A comunidade religiosa de um terreiro de umbanda em Guaratiba, na Zona Oeste do Rio, foi surpreendida com um ato de vandalismo e furto. Ao chegarem ao local na manhã de 22 de julho, os integrantes se depararam com um cenário de destruição, incluindo imagens sagradas quebradas e diversos objetos de valor desaparecidos.
A responsável pela casa religiosa relatou que o terreiro, que funciona no endereço desde maio de 2024, já havia sido alvo de outros incidentes nos meses anteriores. Inicialmente, os atos eram atribuídos a animais ou brincadeiras de crianças, como lixo na entrada, sinais de arrombamento na porteira e cartas e búzios espalhados.
Contudo, a recente invasão apresentou um nível de destruição muito maior, atingindo elementos considerados sagrados pela umbanda. As investigações ficarão a cargo da Delegacia de Crimes Raciais e Delitos de Intolerância (Decradi), que já iniciou diligências para identificar os responsáveis e esclarecer as circunstâncias do crime.
Acesso facilitado e destruição de objetos sagrados marcam invasão.
O terreiro está localizado em um terreno amplo e um buraco em um dos muros laterais pode ter facilitado o acesso dos invasores.
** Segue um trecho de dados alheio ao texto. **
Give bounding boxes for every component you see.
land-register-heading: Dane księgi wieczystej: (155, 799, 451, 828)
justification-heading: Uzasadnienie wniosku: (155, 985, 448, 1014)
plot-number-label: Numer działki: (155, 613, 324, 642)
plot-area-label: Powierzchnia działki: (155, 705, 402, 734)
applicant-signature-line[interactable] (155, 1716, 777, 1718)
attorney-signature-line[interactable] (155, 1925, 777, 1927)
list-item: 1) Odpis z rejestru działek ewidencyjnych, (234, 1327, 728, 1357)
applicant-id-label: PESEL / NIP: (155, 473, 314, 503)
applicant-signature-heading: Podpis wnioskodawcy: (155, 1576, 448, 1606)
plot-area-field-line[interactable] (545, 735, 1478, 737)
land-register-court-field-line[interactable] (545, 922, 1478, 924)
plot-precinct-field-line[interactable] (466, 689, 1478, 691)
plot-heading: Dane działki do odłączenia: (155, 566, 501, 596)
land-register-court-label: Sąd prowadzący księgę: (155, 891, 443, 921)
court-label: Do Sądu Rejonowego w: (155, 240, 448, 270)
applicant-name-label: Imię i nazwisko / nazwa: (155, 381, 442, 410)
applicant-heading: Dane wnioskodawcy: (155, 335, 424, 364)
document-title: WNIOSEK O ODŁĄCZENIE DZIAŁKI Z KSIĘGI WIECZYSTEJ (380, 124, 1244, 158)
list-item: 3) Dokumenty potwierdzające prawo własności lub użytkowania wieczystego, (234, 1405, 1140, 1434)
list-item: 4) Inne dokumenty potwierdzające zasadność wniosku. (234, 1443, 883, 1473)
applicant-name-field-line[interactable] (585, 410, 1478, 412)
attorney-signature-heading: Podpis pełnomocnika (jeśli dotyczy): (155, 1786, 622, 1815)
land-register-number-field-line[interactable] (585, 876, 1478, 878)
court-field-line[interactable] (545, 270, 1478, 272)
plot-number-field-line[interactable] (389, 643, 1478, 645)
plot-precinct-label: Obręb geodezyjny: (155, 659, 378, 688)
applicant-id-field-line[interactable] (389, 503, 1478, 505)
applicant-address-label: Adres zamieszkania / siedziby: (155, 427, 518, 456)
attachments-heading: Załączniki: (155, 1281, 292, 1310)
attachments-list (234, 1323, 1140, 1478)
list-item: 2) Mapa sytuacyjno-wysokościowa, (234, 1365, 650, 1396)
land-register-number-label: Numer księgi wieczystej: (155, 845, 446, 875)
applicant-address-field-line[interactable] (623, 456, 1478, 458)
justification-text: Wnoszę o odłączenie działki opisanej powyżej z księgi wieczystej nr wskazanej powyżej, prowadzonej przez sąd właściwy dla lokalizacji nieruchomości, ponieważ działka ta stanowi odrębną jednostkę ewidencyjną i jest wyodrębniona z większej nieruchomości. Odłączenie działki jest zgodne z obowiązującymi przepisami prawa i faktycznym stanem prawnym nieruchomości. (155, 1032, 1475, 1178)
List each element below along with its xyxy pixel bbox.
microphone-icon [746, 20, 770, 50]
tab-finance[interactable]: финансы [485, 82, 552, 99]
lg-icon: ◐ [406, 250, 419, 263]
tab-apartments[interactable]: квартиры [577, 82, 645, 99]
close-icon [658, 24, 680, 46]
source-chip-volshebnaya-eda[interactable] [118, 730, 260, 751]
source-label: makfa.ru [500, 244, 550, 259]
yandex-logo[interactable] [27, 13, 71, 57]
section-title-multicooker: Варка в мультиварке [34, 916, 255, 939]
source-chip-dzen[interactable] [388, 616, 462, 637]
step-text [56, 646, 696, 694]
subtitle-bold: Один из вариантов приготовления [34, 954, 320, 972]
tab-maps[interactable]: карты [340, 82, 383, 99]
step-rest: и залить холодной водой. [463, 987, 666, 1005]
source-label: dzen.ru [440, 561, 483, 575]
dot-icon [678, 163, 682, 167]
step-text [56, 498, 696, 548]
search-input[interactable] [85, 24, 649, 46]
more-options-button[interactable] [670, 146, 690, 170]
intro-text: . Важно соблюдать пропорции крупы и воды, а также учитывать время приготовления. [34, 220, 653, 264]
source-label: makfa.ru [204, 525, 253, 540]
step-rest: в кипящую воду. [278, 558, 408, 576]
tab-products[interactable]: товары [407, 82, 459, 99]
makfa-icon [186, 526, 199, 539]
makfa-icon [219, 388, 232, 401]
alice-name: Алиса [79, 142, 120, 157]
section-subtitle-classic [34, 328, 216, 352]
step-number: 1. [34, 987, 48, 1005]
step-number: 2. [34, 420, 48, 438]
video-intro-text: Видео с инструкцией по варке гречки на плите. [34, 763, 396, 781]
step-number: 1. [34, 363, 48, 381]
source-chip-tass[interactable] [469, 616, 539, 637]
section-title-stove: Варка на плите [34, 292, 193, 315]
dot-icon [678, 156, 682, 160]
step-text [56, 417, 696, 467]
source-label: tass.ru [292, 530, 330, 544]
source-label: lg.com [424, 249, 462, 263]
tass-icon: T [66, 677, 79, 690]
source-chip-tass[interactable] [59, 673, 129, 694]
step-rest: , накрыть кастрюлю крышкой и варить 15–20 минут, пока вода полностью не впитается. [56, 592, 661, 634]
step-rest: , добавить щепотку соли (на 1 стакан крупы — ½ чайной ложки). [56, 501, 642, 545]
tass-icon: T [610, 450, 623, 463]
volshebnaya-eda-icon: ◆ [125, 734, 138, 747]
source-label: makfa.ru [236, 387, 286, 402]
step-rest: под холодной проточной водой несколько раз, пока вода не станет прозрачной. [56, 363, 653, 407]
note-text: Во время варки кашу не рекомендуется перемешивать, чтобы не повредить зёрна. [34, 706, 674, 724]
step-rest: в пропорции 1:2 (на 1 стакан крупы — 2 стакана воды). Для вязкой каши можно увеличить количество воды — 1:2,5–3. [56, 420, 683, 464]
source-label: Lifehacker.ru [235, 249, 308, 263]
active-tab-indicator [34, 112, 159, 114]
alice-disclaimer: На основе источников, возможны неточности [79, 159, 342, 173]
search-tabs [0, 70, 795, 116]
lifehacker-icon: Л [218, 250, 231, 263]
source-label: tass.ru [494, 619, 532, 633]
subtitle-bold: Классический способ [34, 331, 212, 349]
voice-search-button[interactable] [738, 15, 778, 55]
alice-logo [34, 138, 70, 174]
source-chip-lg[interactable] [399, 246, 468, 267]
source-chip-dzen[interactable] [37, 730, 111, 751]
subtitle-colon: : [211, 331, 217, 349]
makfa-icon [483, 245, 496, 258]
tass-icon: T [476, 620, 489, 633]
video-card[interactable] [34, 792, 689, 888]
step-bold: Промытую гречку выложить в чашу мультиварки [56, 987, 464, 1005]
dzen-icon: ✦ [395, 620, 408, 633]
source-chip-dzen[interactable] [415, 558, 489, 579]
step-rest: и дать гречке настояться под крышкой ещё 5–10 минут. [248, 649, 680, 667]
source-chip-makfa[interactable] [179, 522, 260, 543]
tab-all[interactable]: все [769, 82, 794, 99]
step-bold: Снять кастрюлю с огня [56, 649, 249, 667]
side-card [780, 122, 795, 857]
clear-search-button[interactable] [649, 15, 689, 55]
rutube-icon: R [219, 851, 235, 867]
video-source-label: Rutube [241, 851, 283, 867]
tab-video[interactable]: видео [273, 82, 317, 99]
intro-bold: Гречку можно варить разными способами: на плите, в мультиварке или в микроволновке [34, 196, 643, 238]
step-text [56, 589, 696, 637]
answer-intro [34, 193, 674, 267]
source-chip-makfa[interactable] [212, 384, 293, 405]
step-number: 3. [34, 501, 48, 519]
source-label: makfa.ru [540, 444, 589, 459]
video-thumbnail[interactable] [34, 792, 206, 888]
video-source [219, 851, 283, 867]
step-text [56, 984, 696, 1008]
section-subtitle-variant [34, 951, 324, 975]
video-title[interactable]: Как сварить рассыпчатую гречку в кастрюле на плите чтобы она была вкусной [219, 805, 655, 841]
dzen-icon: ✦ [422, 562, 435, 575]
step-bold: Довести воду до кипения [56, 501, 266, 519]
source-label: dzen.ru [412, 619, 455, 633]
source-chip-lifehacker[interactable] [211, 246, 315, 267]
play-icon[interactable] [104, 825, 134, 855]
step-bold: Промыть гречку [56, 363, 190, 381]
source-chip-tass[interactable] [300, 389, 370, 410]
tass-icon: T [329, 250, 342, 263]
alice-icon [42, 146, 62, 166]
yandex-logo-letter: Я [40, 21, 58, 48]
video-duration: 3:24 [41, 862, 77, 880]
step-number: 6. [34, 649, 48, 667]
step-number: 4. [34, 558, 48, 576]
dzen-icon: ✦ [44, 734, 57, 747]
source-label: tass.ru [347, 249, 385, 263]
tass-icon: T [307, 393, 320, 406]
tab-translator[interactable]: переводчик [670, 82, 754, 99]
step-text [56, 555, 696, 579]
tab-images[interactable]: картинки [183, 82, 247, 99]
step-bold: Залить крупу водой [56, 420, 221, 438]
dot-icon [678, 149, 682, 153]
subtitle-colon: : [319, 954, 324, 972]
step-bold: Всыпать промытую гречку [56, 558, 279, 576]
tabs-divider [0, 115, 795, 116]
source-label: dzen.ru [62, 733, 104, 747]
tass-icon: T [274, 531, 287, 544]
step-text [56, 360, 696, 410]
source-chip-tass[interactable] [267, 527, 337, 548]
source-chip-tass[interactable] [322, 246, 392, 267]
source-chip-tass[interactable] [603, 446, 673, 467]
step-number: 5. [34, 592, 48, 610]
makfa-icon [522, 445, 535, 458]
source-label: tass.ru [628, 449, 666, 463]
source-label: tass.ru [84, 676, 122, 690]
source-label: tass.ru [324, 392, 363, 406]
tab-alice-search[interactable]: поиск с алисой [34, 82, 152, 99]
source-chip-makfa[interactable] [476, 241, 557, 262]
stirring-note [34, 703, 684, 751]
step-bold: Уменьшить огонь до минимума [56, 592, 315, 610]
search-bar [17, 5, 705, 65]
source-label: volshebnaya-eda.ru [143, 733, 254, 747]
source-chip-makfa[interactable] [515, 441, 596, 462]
A dirigente da casa religiosa, que pretende levar o caso à especializada, descreveu a cena encontrada como desoladora, com a **destruição de elementos fundamentais para os rituais e a fé** praticada no local.
Investigações em andamento pela Polícia Civil.
Em nota oficial, a Polícia Civil confirmou que o caso está sendo investigado e que diligências estão em andamento para identificar os autores da invasão e do furto. A corporação busca reunir evidências e testemunhos que possam auxiliar na elucidação completa do crime.
Terreiro já havia registrado outros incidentes suspeitos.
Antes do ataque mais grave, o terreiro já vinha enfrentando episódios que levantavam suspeitas. A dirigente mencionou que frequentemente encontrava lixo na entrada e sinais de violação na porteira. Além disso, cartas e búzios eram encontrados espalhados pelo espaço, situações que, na época, não foram consideradas tão graves.
Ataque configura possível crime de intolerância religiosa.
A natureza dos objetos destruídos e o alvo específico do ataque levantam a suspeita de que o crime possa ter motivação por intolerância religiosa. A Decradi é a unidade especializada para investigar casos que envolvam discriminação e violência contra grupos religiosos, e espera-se que a investigação aprofunde essa linha de apuração.